Based on the Machine Learning model, a proof-of-concept solution that transcripts calls into text, recognizes each speaker, and helps to increase work calls efficiency by automatically recording all essential details.


The modern world surrounds us with large amounts of information: daily, we make calls and deal with messengers, social media, and work chats. Usually, during work calls, taking notes is necessary, so recording all arrangements can distract from a conversation. Otherwise, if you use an app that automatically translates voice to text, you can concentrate on the main problem and increase communication efficiency.


Resolving this challenge, we’ve decided to develop a PoC audio-to-text converter documenting important information from everyday calls, especially work ones. We designed the set of ML models performing the following steps:

  1. Voice activity detection (VAD) by the standalone model.
  2. Recognition of speakers — up to 20 people per recording (speakers diarization), and assignment of labels to their speech parts in audio.
  3. Detection of words and sentences and their assignment to timestamps and speakers.
  4. Named entity detection — recognition and listing of crucial entities described in the conversation: places, dates, persons, and companies.
  5. Export of the call transcription as a text file with timestamps, speaker labels, and other important information.

The key process of word detection, punctuation marks and capital letters placement, and identification of speakers is based on audio-to-text Deep Learning neural networks.

During the development process, we used DIET: our step-by-step approach to Computer Vision projects, helping us to deliver workable solutions with significant outcomes for a business.

Hypothesis research


At the Discovery stage, we defined a problem. During long ZOOM calls, it is hard to keep focus on the conversation topic, making notes simultaneously. Besides, it complicates the work process and creates an unnecessary burden. As a possible solution hypothesis, we considered the call transcription with the identification of each speaker and convenient text transcripts.

Here we determined the necessary conditions for the system’s prototype to work: minimal requirements for the call quality, recording duration, audio format, and the number of speakers. Also, we evaluated the possibility of using ready-made solutions from big enterprises (NVIDIA, Microsoft, Google, Yandex, Amazon).


In the second step, we conducted comparison research and chose some instruments for every stage of voice signal processing: voice activity detection, recognition of speakers, detection of words and sentences, named entity detection, and export of call transcription.
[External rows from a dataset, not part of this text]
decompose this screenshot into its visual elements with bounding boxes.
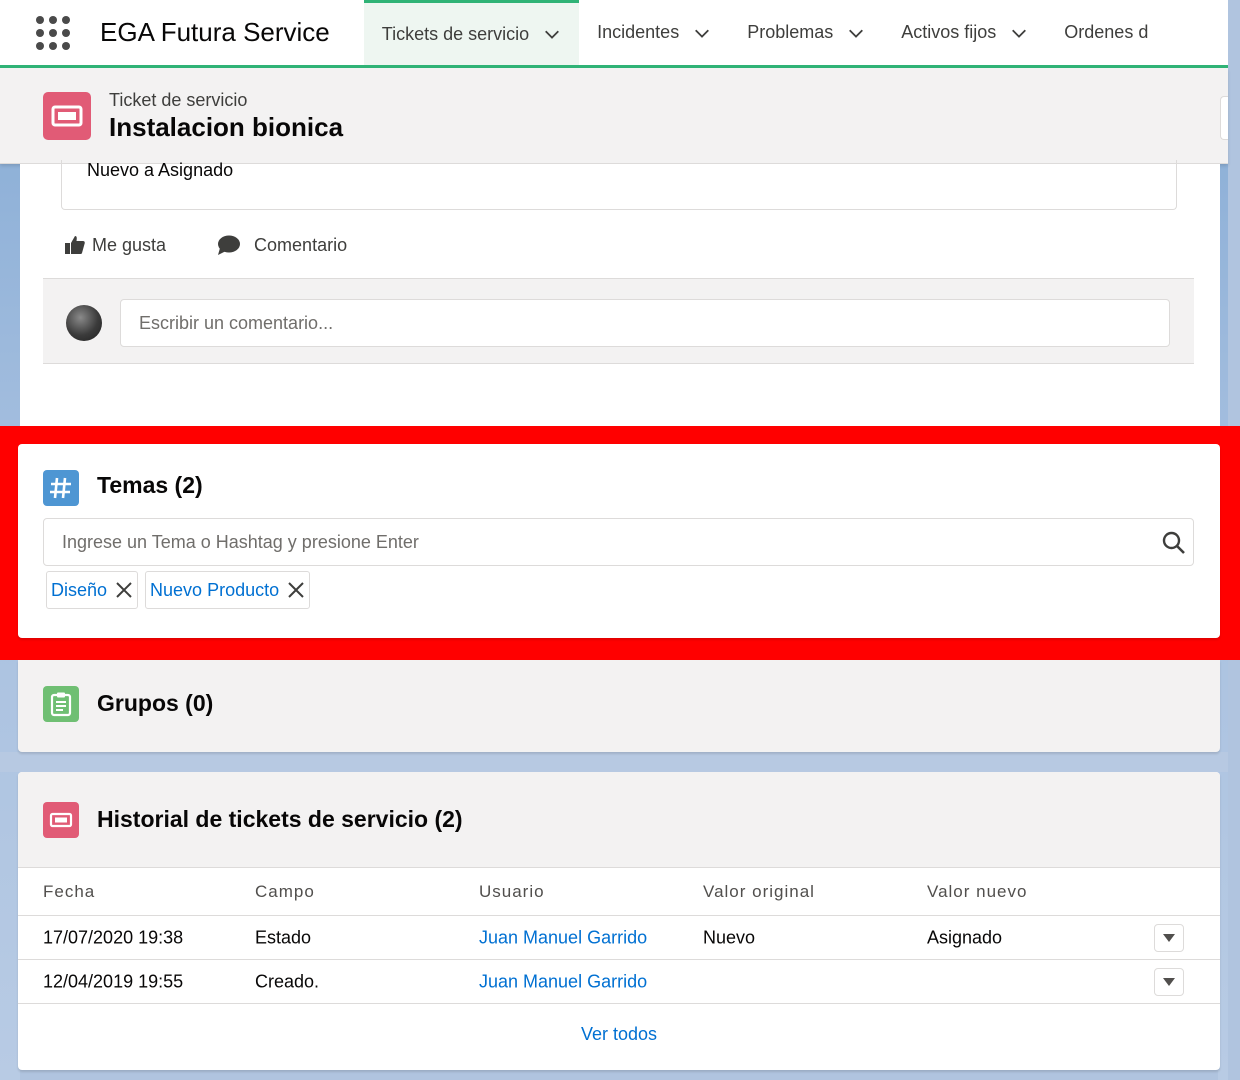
table-row: 12/04/2019 19:55 Creado. Juan Manuel Gar… bbox=[18, 960, 1220, 1004]
feed-post-text: Nuevo a Asignado bbox=[87, 160, 234, 180]
hashtag-icon bbox=[43, 470, 79, 506]
tab-label: Incidentes bbox=[597, 22, 680, 42]
row-action-menu[interactable] bbox=[1154, 923, 1184, 952]
caret-down-icon bbox=[1163, 933, 1175, 942]
cell-campo: Creado. bbox=[255, 971, 320, 991]
topic-pills: Diseño Nuevo Producto bbox=[46, 571, 317, 609]
search-icon[interactable] bbox=[1161, 530, 1187, 556]
table-row: 17/07/2020 19:38 Estado Juan Manuel Garr… bbox=[18, 916, 1220, 960]
speech-bubble-icon bbox=[218, 235, 241, 255]
groups-card: Grupos (0) bbox=[18, 660, 1220, 752]
column-header: Valor nuevo bbox=[927, 881, 1028, 901]
comment-composer bbox=[43, 278, 1194, 364]
history-header: Historial de tickets de servicio (2) bbox=[18, 772, 1220, 868]
cell-valor-nuevo: Asignado bbox=[927, 927, 1003, 947]
nav-tabs: Tickets de servicio Incidentes Problemas… bbox=[363, 0, 1167, 65]
row-action-menu[interactable] bbox=[1154, 967, 1184, 996]
ticket-icon bbox=[43, 802, 79, 838]
tab-incidentes[interactable]: Incidentes bbox=[579, 0, 729, 65]
table-header-row: Fecha Campo Usuario Valor original Valor… bbox=[18, 868, 1220, 916]
chevron-down-icon[interactable] bbox=[1010, 24, 1028, 42]
chevron-down-icon[interactable] bbox=[847, 24, 865, 42]
history-card: Historial de tickets de servicio (2) Fec… bbox=[18, 772, 1220, 1070]
ticket-icon bbox=[43, 92, 91, 140]
cell-usuario-link[interactable]: Juan Manuel Garrido bbox=[479, 971, 647, 992]
waffle-icon[interactable] bbox=[36, 15, 70, 50]
cell-fecha: 12/04/2019 19:55 bbox=[43, 971, 184, 991]
tab-label: Ordenes d bbox=[1064, 22, 1149, 42]
column-header: Campo bbox=[255, 881, 315, 901]
like-button[interactable]: Me gusta bbox=[64, 235, 166, 256]
tab-ordenes[interactable]: Ordenes d bbox=[1046, 0, 1166, 65]
app-name: EGA Futura Service bbox=[100, 17, 330, 47]
column-header: Usuario bbox=[479, 881, 545, 901]
record-title: Instalacion bionica bbox=[109, 112, 344, 142]
header-action-button[interactable] bbox=[1220, 96, 1228, 140]
close-icon[interactable] bbox=[287, 581, 305, 599]
feed-post-body: Nuevo a Asignado bbox=[61, 160, 1177, 210]
cell-usuario-link[interactable]: Juan Manuel Garrido bbox=[479, 927, 647, 948]
tab-tickets-de-servicio[interactable]: Tickets de servicio bbox=[363, 0, 580, 65]
topics-card: Temas (2) Diseño Nuevo Producto bbox=[18, 444, 1220, 638]
record-header: Ticket de servicio Instalacion bionica bbox=[0, 68, 1228, 164]
cell-campo: Estado bbox=[255, 927, 312, 947]
view-all-link[interactable]: Ver todos bbox=[18, 1024, 1220, 1045]
close-icon[interactable] bbox=[115, 581, 133, 599]
topic-pill[interactable]: Diseño bbox=[46, 571, 139, 609]
comment-input[interactable] bbox=[120, 299, 1170, 347]
top-navigation: EGA Futura Service Tickets de servicio I… bbox=[0, 0, 1228, 68]
topic-input-wrapper bbox=[43, 518, 1194, 566]
tab-label: Problemas bbox=[747, 22, 834, 42]
groups-title: Grupos (0) bbox=[97, 690, 214, 716]
feed-card: Nuevo a Asignado Me gusta Comentario bbox=[20, 160, 1220, 426]
chevron-down-icon[interactable] bbox=[693, 24, 711, 42]
topic-input[interactable] bbox=[44, 519, 1193, 565]
chevron-down-icon[interactable] bbox=[543, 25, 561, 43]
comment-button[interactable]: Comentario bbox=[216, 234, 347, 256]
history-title[interactable]: Historial de tickets de servicio (2) bbox=[97, 806, 463, 833]
column-header: Fecha bbox=[43, 881, 96, 901]
tab-problemas[interactable]: Problemas bbox=[729, 0, 883, 65]
caret-down-icon bbox=[1163, 977, 1175, 986]
record-object-label: Ticket de servicio bbox=[109, 90, 248, 110]
column-header: Valor original bbox=[703, 881, 815, 901]
comment-label: Comentario bbox=[254, 234, 348, 255]
history-table: Fecha Campo Usuario Valor original Valor… bbox=[18, 868, 1220, 1004]
tab-label: Tickets de servicio bbox=[381, 23, 530, 44]
thumbs-up-icon bbox=[65, 236, 85, 254]
topic-pill[interactable]: Nuevo Producto bbox=[145, 571, 311, 609]
cell-fecha: 17/07/2020 19:38 bbox=[43, 927, 184, 947]
feed-actions: Me gusta Comentario bbox=[64, 234, 397, 256]
clipboard-icon bbox=[43, 686, 79, 722]
topic-pill-label[interactable]: Nuevo Producto bbox=[150, 580, 279, 601]
topics-title: Temas (2) bbox=[97, 472, 203, 498]
avatar bbox=[66, 305, 102, 341]
topic-pill-label[interactable]: Diseño bbox=[51, 580, 107, 601]
tab-label: Activos fijos bbox=[901, 22, 997, 42]
like-label: Me gusta bbox=[92, 234, 167, 255]
tab-activos-fijos[interactable]: Activos fijos bbox=[883, 0, 1046, 65]
background-gap bbox=[0, 752, 1228, 772]
cell-valor-original: Nuevo bbox=[703, 927, 756, 947]
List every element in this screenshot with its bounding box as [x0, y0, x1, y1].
Furthermore, we set up hyperparameters of every neural network and compiled them in a unified solution. For the tests, we prepared a CREMA_D_Diarization database built on an existing CREMA_D database with recordings of speakers in different emotional states mixed in dialogues. As an outcome, we’ve developed a demo product resolving the main task: to make a transcription of calls and provide call members with handy notes.

In the next Experiment and Transformation steps, our PoC is ready for a series of experiments to connect metrics and quality of each stage’s functioning, fine-tuning the system’s neural networks, and implementation in a client’s infrastructure.

Using the combination of various neural networks, solving the problem step-by-step, a client gets a high-quality dialogue transcript with up to 20 separate speakers. This audio-to-text Machine Learning solution helps to relieve the burden of remembering all the information people interact with during the day, increases the efficiency of work conversations, and consequently improves the business process.